The other thing we assumed in this example was that each random effect was drawn independently from the same distribution
```
for(t in 1:NT){
alpha_t[t] ~ dnorm(0,tau_t) ## random year effect
}
```
But it is conceptually straightforward to generalize the current assumption to one where random effects might be correlated in space, time, phylogeny, or in some other network (rivers, social, etc):
```
alpha_t ~ dmnorm(0,TAU_T)
```
where `TAU_T` is now a covariance matrix and `alpha_t` is the vector of all the alphas drawn from the multivariate normal `dmnorm`. The construction of `TAU_T` is typically broken down into two parts, one describing the overall variance and the other descibing how the correlation between any two alphas changes as a function of the distance between them (in time, space, network, etc). For example, since `alpha_t` is a year effect we might model it using a standard autoregressive (AR) timeseries approach
```
TAU_T <- inverse((1/tau_t)/(1-rho^2)*rho^H) ## AR(1) covariance matrix
tau_t ~ dgamma(t1,t2) ## prior on overall precision
rho ~ dunif(-1,1) ## prior on autocorrelation parameter
```
where `H` is a matrix describing the pairwise distance (in time) between the `alpha_t`s. Similar covariance formulations exist for other forms of autocorrelation, and the approach is quite general so long as the correlation can be expressed as a function of some sort of distance or adjacency.
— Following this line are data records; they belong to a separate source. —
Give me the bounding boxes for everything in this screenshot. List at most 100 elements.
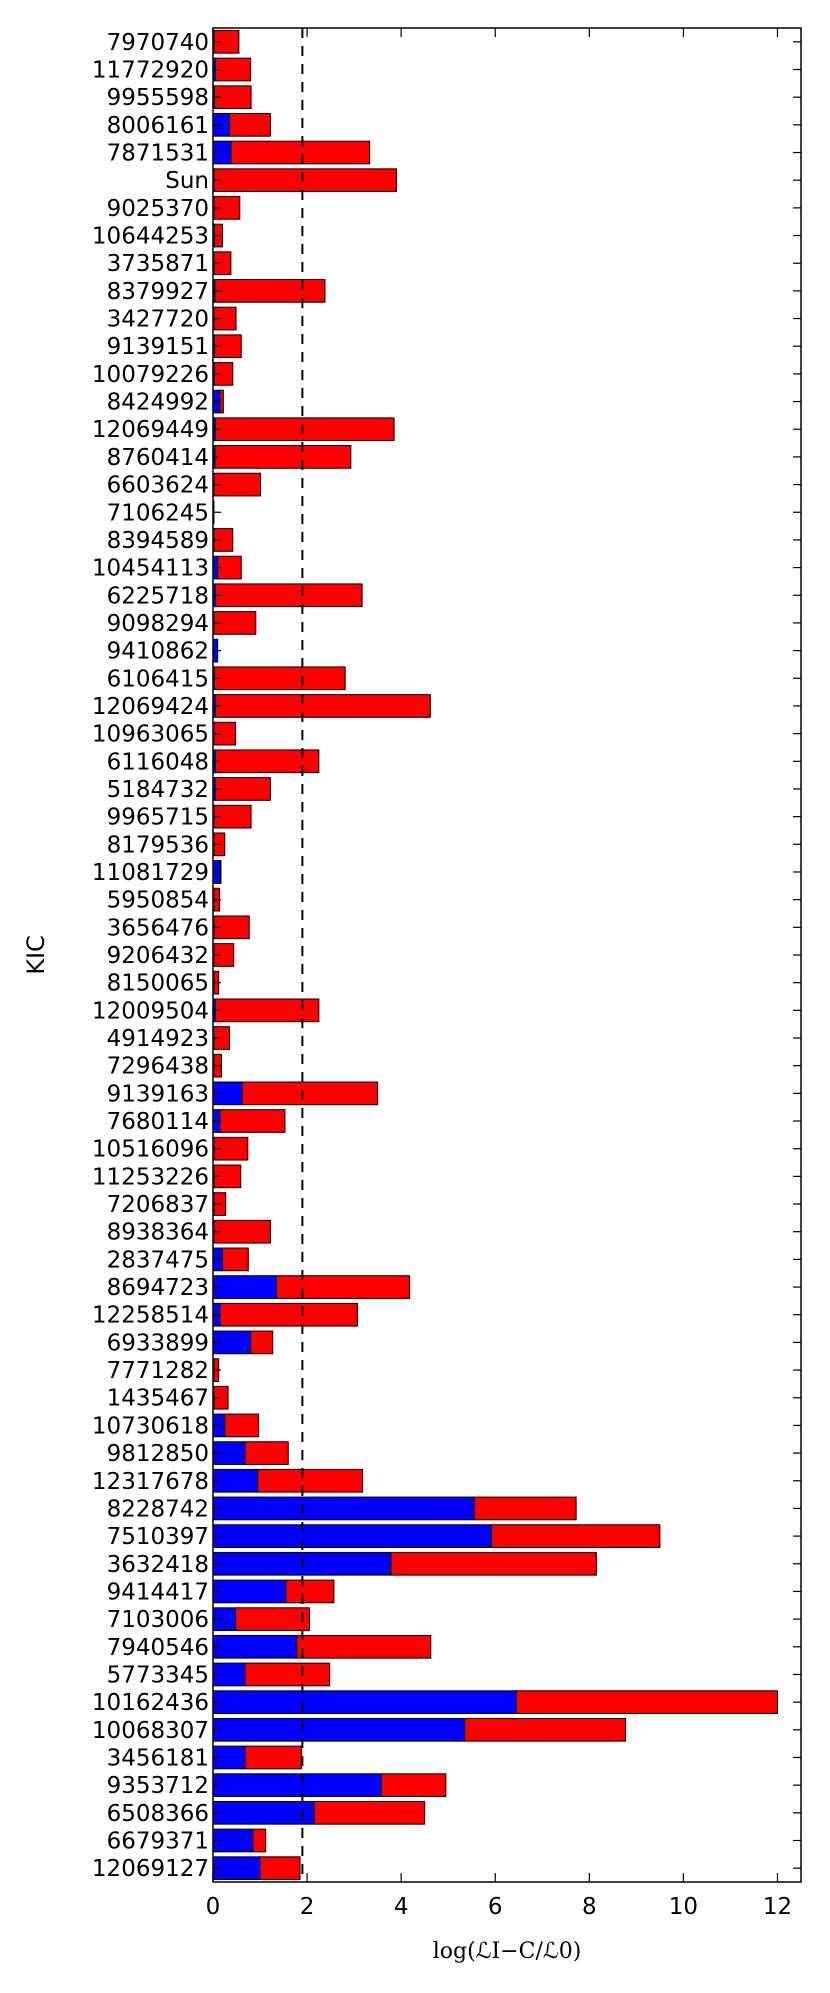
bar-series-1 (212, 1496, 475, 1521)
ticks-layer (212, 28, 801, 1882)
y-tick-label: 9812850 (107, 1441, 209, 1467)
y-tick-label: 8394589 (107, 528, 209, 554)
bar-series-2 (515, 1690, 778, 1714)
y-tick-label: 9025370 (107, 196, 209, 222)
y-tick-label: 9414417 (107, 1579, 209, 1605)
y-tick-label: 8006161 (107, 113, 209, 139)
y-tick-label: 7103006 (107, 1607, 209, 1633)
y-tick-label: 8424992 (107, 390, 209, 416)
bar-series-2 (217, 555, 242, 580)
bar-series-2 (490, 1524, 661, 1548)
bar-series-2 (214, 417, 395, 442)
y-tick-label: 11772920 (92, 58, 209, 84)
bar-series-2 (464, 1717, 627, 1742)
y-tick-label: 7206837 (107, 1192, 209, 1218)
y-tick-label: 12069127 (92, 1856, 209, 1882)
y-tick-labels: 797074011772920995559880061617871531Sun9… (92, 30, 209, 1882)
y-tick-label: 11081729 (92, 860, 209, 886)
y-tick-label: 5184732 (107, 777, 209, 803)
y-tick-label: 1435467 (107, 1386, 209, 1412)
bar-series-2 (259, 1856, 301, 1881)
x-tick-labels: 0 2 4 6 8 10 12 (206, 1894, 792, 1920)
y-tick-label: 7510397 (107, 1524, 209, 1550)
bar-series-2 (235, 1607, 310, 1631)
bar-series-2 (224, 1413, 260, 1438)
y-tick-label: 12258514 (92, 1303, 209, 1329)
y-tick-label: 10079226 (92, 362, 209, 388)
y-tick-label: 9955598 (107, 85, 209, 111)
bar-series-2 (313, 1800, 426, 1825)
y-tick-label: 3656476 (107, 915, 209, 941)
y-tick-label: 8150065 (107, 971, 209, 997)
y-tick-label: 7940546 (107, 1635, 209, 1661)
x-tick-label: 8 (582, 1894, 597, 1920)
y-tick-label: 8179536 (107, 832, 209, 858)
y-tick-label: 6106415 (107, 666, 209, 692)
y-tick-label: 9098294 (107, 611, 209, 637)
y-tick-label: 8938364 (107, 1220, 209, 1246)
bars-layer (212, 29, 778, 1881)
bar-series-2 (244, 1745, 302, 1770)
bar-series-1 (212, 1524, 492, 1548)
bar-series-2 (296, 1634, 432, 1659)
bar-series-1 (212, 1717, 466, 1742)
bar-series-2 (252, 1828, 267, 1853)
y-tick-label: 10730618 (92, 1413, 209, 1439)
bar-series-2 (219, 1302, 358, 1327)
bar-series-2 (214, 777, 271, 801)
y-tick-label: 10644253 (92, 224, 209, 250)
bar-series-2 (230, 140, 371, 165)
y-tick-label: 9353712 (107, 1773, 209, 1799)
y-tick-label: 6225718 (107, 583, 209, 609)
bar-series-1 (212, 1634, 298, 1659)
bar-series-2 (276, 1275, 411, 1299)
bar-series-2 (228, 113, 271, 137)
y-tick-label: 8228742 (107, 1496, 209, 1522)
y-tick-label: 8694723 (107, 1275, 209, 1301)
bar-series-2 (473, 1496, 577, 1521)
y-tick-label: 9139163 (107, 1081, 209, 1107)
bar-series-2 (219, 1109, 286, 1133)
y-tick-label: 9410862 (107, 639, 209, 665)
y-tick-label: 7871531 (107, 141, 209, 167)
y-tick-label: 2837475 (107, 1247, 209, 1273)
y-tick-label: 10963065 (92, 722, 209, 748)
y-tick-label: 9965715 (107, 805, 209, 831)
x-tick-label: 2 (300, 1894, 315, 1920)
x-tick-label: 12 (763, 1894, 792, 1920)
y-tick-label: 7970740 (107, 30, 209, 56)
x-tick-label: 0 (206, 1894, 221, 1920)
y-tick-label: 10162436 (92, 1690, 209, 1716)
y-tick-label: 7106245 (107, 500, 209, 526)
y-tick-label: 7296438 (107, 1054, 209, 1080)
y-tick-label: Sun (165, 168, 209, 194)
bar-series-2 (214, 279, 326, 303)
y-tick-label: 12009504 (92, 998, 209, 1024)
bar-series-2 (221, 1247, 249, 1272)
y-tick-label: 8379927 (107, 279, 209, 305)
y-tick-label: 5950854 (107, 888, 209, 914)
y-tick-label: 6933899 (107, 1330, 209, 1356)
y-tick-label: 6508366 (107, 1801, 209, 1827)
y-axis-title: KIC (22, 935, 50, 975)
bar-series-2 (213, 1219, 271, 1244)
y-tick-label: 9206432 (107, 943, 209, 969)
y-tick-label: 5773345 (107, 1662, 209, 1688)
y-tick-label: 10068307 (92, 1718, 209, 1744)
x-tick-label: 10 (669, 1894, 698, 1920)
y-tick-label: 3632418 (107, 1552, 209, 1578)
bar-series-2 (285, 1579, 335, 1604)
bar-series-1 (212, 1275, 278, 1299)
y-tick-label: 6679371 (107, 1828, 209, 1854)
bar-series-2 (244, 1662, 331, 1687)
bar-series-2 (213, 666, 346, 691)
bar-series-2 (244, 1441, 289, 1465)
y-tick-label: 12069424 (92, 694, 209, 720)
y-tick-label: 7771282 (107, 1358, 209, 1384)
y-tick-label: 10516096 (92, 1137, 209, 1163)
y-tick-label: 10454113 (92, 556, 209, 582)
bar-series-2 (390, 1551, 597, 1576)
y-tick-label: 12317678 (92, 1469, 209, 1495)
bar-series-2 (214, 694, 431, 718)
Finally, when moving beyond the basics I strongly recommend that you start simple, add complexity incrementally, and assess/test your assumptions before adding more. From personal experience I can tell you that I once spent months getting a complex space-time stage-structured model working only to discover that there was no spatial autocorrelation in the residuals and the model needed to be simplified considerably. Check for autocorrelation before assuming it. Likewise, as we did in Task 3, evaluate random effects to see if there is variability that needs explaining before developing complex fixed-effect models to explain that variability.